Puis, surgit de la porte blanche du fond de la pièce une autre femme. Elle est de taille moyenne, porte des lunettes et ses cheveux bruns ont été travaillés en une forme de chignon sommaire. Elle est belle, je crois. Son chemisier vert et son pantalon taille haute couleur noir la mettent en valeur.

Elle regarde autour d’elle, scrute l’assemblée silencieuse et s’arrête sur moi et mon équipement.

  • M. Sol ?

Je la regarde ébahi. C’est donc bien elle, et elle ne m’a pas posé un lapin. Ne jouons pas trop les fanfarons, il est encore tant pour elle de me renvoyer dans mes quartiers, elle n’a pas encore eu l’honneur de jouir de ma senteur exsudative.
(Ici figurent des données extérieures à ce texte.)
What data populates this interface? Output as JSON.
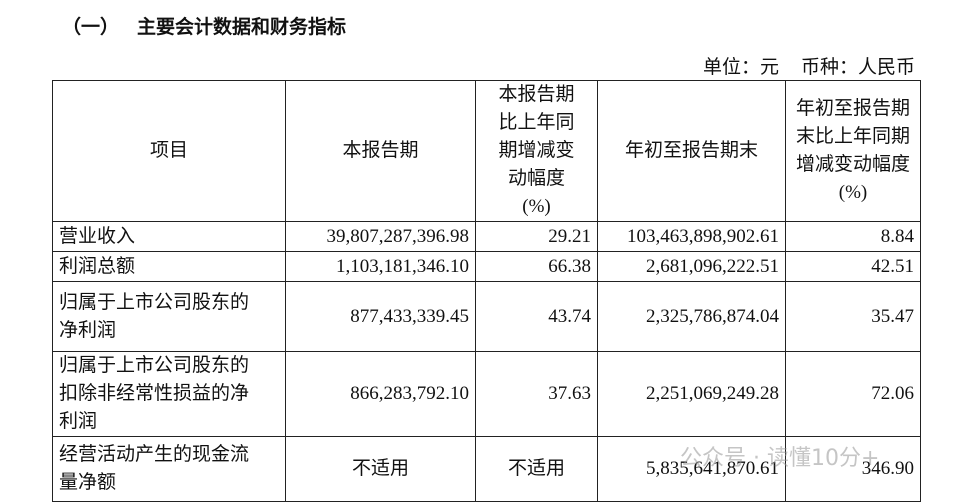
{
  "section": {
    "number": "（一）",
    "title": "主要会计数据和财务指标",
    "unit": [
      "单位：元",
      "币种：人民币"
    ]
  },
  "table": {
    "header": [
      "项目",
      "本报告期",
      "本报告期比上年同期增减变动幅度(%)",
      "年初至报告期末",
      "年初至报告期末比上年同期增减变动幅度(%)"
    ],
    "rows": [
      [
        "营业收入",
        "39,807,287,396.98",
        "29.21",
        "103,463,898,902.61",
        "8.84"
      ],
      [
        "利润总额",
        "1,103,181,346.10",
        "66.38",
        "2,681,096,222.51",
        "42.51"
      ],
      [
        "归属于上市公司股东的净利润",
        "877,433,339.45",
        "43.74",
        "2,325,786,874.04",
        "35.47"
      ],
      [
        "归属于上市公司股东的扣除非经常性损益的净利润",
        "866,283,792.10",
        "37.63",
        "2,251,069,249.28",
        "72.06"
      ],
      [
        "经营活动产生的现金流量净额",
        "不适用",
        "不适用",
        "5,835,641,870.61",
        "346.90"
      ]
    ]
  },
  "watermark": "公众号 · 读懂10分+"
}
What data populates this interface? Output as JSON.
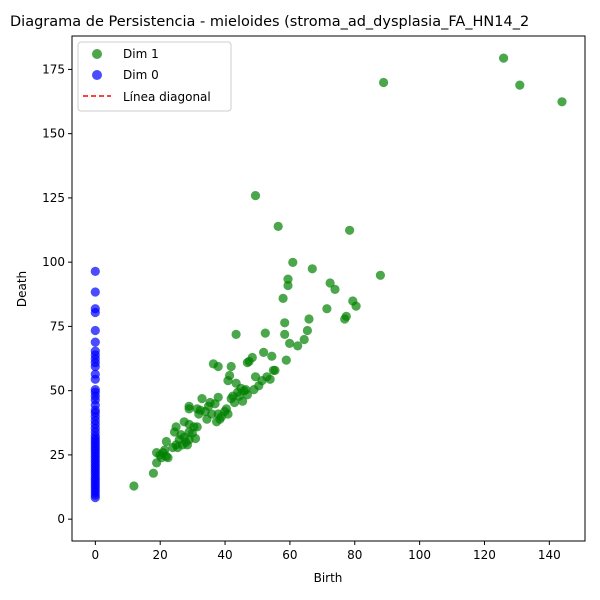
{
  "chart_data": {
    "type": "scatter",
    "title": "Diagrama de Persistencia - mieloides (stroma_ad_dysplasia_FA_HN14_2",
    "xlabel": "Birth",
    "ylabel": "Death",
    "xlim": [
      -7.2,
      151.0
    ],
    "ylim": [
      -8.5,
      188.0
    ],
    "x_ticks": [
      0,
      20,
      40,
      60,
      80,
      100,
      120,
      140
    ],
    "y_ticks": [
      0,
      25,
      50,
      75,
      100,
      125,
      150,
      175
    ],
    "grid": false,
    "legend_position": "top-left",
    "legend": [
      {
        "label": "Dim 1",
        "kind": "marker",
        "color": "#008000"
      },
      {
        "label": "Dim 0",
        "kind": "marker",
        "color": "#0000ff"
      },
      {
        "label": "Línea diagonal",
        "kind": "dashed-line",
        "color": "#ff0000"
      }
    ],
    "series": [
      {
        "name": "Dim 1",
        "color": "#008000",
        "points": [
          [
            11.9,
            12.9
          ],
          [
            17.9,
            17.9
          ],
          [
            18.9,
            21.9
          ],
          [
            18.9,
            25.9
          ],
          [
            19.9,
            24.9
          ],
          [
            20.4,
            23.9
          ],
          [
            20.9,
            25.9
          ],
          [
            21.4,
            26.9
          ],
          [
            21.9,
            24.4
          ],
          [
            21.9,
            30.2
          ],
          [
            22.4,
            23.9
          ],
          [
            23.9,
            27.9
          ],
          [
            24.4,
            33.9
          ],
          [
            24.9,
            28.9
          ],
          [
            24.9,
            35.9
          ],
          [
            25.4,
            27.9
          ],
          [
            25.9,
            30.9
          ],
          [
            26.4,
            32.9
          ],
          [
            26.9,
            28.9
          ],
          [
            27.4,
            31.9
          ],
          [
            27.4,
            37.9
          ],
          [
            27.9,
            29.9
          ],
          [
            28.4,
            28.9
          ],
          [
            28.9,
            30.9
          ],
          [
            28.9,
            33.9
          ],
          [
            28.9,
            36.9
          ],
          [
            28.9,
            42.9
          ],
          [
            28.9,
            43.9
          ],
          [
            29.9,
            33.4
          ],
          [
            30.4,
            35.9
          ],
          [
            30.9,
            31.4
          ],
          [
            31.4,
            35.9
          ],
          [
            31.4,
            42.9
          ],
          [
            31.9,
            40.9
          ],
          [
            32.4,
            42.4
          ],
          [
            32.9,
            46.9
          ],
          [
            33.9,
            41.9
          ],
          [
            34.4,
            38.9
          ],
          [
            34.9,
            43.9
          ],
          [
            35.4,
            45.4
          ],
          [
            35.9,
            40.9
          ],
          [
            36.4,
            60.4
          ],
          [
            36.9,
            44.9
          ],
          [
            37.4,
            37.9
          ],
          [
            37.9,
            40.9
          ],
          [
            37.9,
            47.4
          ],
          [
            37.9,
            59.4
          ],
          [
            38.4,
            38.9
          ],
          [
            38.9,
            39.9
          ],
          [
            39.9,
            41.9
          ],
          [
            40.4,
            42.9
          ],
          [
            40.9,
            40.9
          ],
          [
            40.9,
            53.9
          ],
          [
            41.4,
            55.9
          ],
          [
            41.9,
            46.9
          ],
          [
            41.9,
            59.4
          ],
          [
            42.4,
            47.9
          ],
          [
            42.9,
            45.4
          ],
          [
            43.4,
            52.9
          ],
          [
            43.4,
            71.9
          ],
          [
            43.9,
            49.4
          ],
          [
            44.4,
            47.9
          ],
          [
            44.9,
            50.9
          ],
          [
            45.4,
            45.9
          ],
          [
            45.9,
            49.9
          ],
          [
            46.4,
            50.4
          ],
          [
            46.9,
            60.9
          ],
          [
            46.9,
            48.4
          ],
          [
            47.4,
            61.4
          ],
          [
            48.4,
            62.9
          ],
          [
            48.9,
            50.4
          ],
          [
            49.4,
            55.4
          ],
          [
            49.4,
            125.9
          ],
          [
            50.4,
            51.9
          ],
          [
            51.4,
            53.9
          ],
          [
            51.9,
            64.9
          ],
          [
            52.4,
            72.4
          ],
          [
            52.9,
            55.4
          ],
          [
            53.9,
            54.4
          ],
          [
            54.4,
            63.4
          ],
          [
            54.9,
            57.9
          ],
          [
            55.4,
            57.9
          ],
          [
            56.4,
            113.9
          ],
          [
            57.9,
            85.9
          ],
          [
            58.4,
            76.4
          ],
          [
            58.4,
            71.9
          ],
          [
            58.9,
            61.9
          ],
          [
            59.4,
            90.9
          ],
          [
            59.4,
            93.4
          ],
          [
            59.9,
            68.4
          ],
          [
            60.9,
            99.9
          ],
          [
            62.4,
            67.4
          ],
          [
            64.4,
            69.9
          ],
          [
            65.4,
            73.4
          ],
          [
            65.9,
            77.9
          ],
          [
            66.9,
            97.4
          ],
          [
            71.4,
            81.9
          ],
          [
            72.4,
            91.9
          ],
          [
            73.9,
            89.4
          ],
          [
            76.9,
            77.9
          ],
          [
            77.4,
            78.9
          ],
          [
            78.4,
            112.4
          ],
          [
            79.4,
            84.9
          ],
          [
            80.4,
            82.9
          ],
          [
            87.9,
            94.9
          ],
          [
            88.9,
            169.9
          ],
          [
            125.9,
            179.4
          ],
          [
            130.9,
            168.9
          ],
          [
            143.9,
            162.4
          ]
        ]
      },
      {
        "name": "Dim 0",
        "color": "#0000ff",
        "points": [
          [
            0,
            8.4
          ],
          [
            0,
            9.4
          ],
          [
            0,
            10.4
          ],
          [
            0,
            11.4
          ],
          [
            0,
            12.4
          ],
          [
            0,
            13.4
          ],
          [
            0,
            14.4
          ],
          [
            0,
            15.4
          ],
          [
            0,
            16.4
          ],
          [
            0,
            17.4
          ],
          [
            0,
            18.4
          ],
          [
            0,
            19.4
          ],
          [
            0,
            20.4
          ],
          [
            0,
            21.4
          ],
          [
            0,
            22.4
          ],
          [
            0,
            23.4
          ],
          [
            0,
            24.4
          ],
          [
            0,
            25.4
          ],
          [
            0,
            26.4
          ],
          [
            0,
            27.4
          ],
          [
            0,
            28.4
          ],
          [
            0,
            29.4
          ],
          [
            0,
            30.4
          ],
          [
            0,
            31.4
          ],
          [
            0,
            32.4
          ],
          [
            0,
            33.9
          ],
          [
            0,
            35.4
          ],
          [
            0,
            36.9
          ],
          [
            0,
            38.4
          ],
          [
            0,
            39.9
          ],
          [
            0,
            41.4
          ],
          [
            0,
            42.4
          ],
          [
            0,
            44.4
          ],
          [
            0,
            46.4
          ],
          [
            0,
            47.9
          ],
          [
            0,
            49.4
          ],
          [
            0,
            50.4
          ],
          [
            0,
            54.4
          ],
          [
            0,
            56.4
          ],
          [
            0,
            59.4
          ],
          [
            0,
            60.9
          ],
          [
            0,
            62.4
          ],
          [
            0,
            63.9
          ],
          [
            0,
            65.4
          ],
          [
            0,
            68.9
          ],
          [
            0,
            73.4
          ],
          [
            0,
            80.4
          ],
          [
            0,
            81.9
          ],
          [
            0,
            88.4
          ],
          [
            0,
            96.4
          ]
        ]
      }
    ]
  }
}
  • M. Sol, répète-t-elle en me regardant.

Quelle clairvoyance, elle sait déjà qui je suis. Peut-être est-elle allée regarder mon profil sur un réseau social. Qu’importe, je crois qu’il est temps de sortir de ma torpeur et de réagir avec assurance. C’est avec moi qu’elle a rendez-vous et personne d’autre alors roulons des mécaniques.

Je me lève, j’attrape le siège coque à mes pieds et m’avance. Je lui rends la main qu’elle me tend.

  • C’est bien pour Elïo, n’est-ce pas ?
  • Oui tout à fait Docteur, excusez mon étourderie la journée a été longue.

Elle m’invite à l’intérieur où je pénètre avec mon fils, puis elle referme derrière nous la porte du cabinet.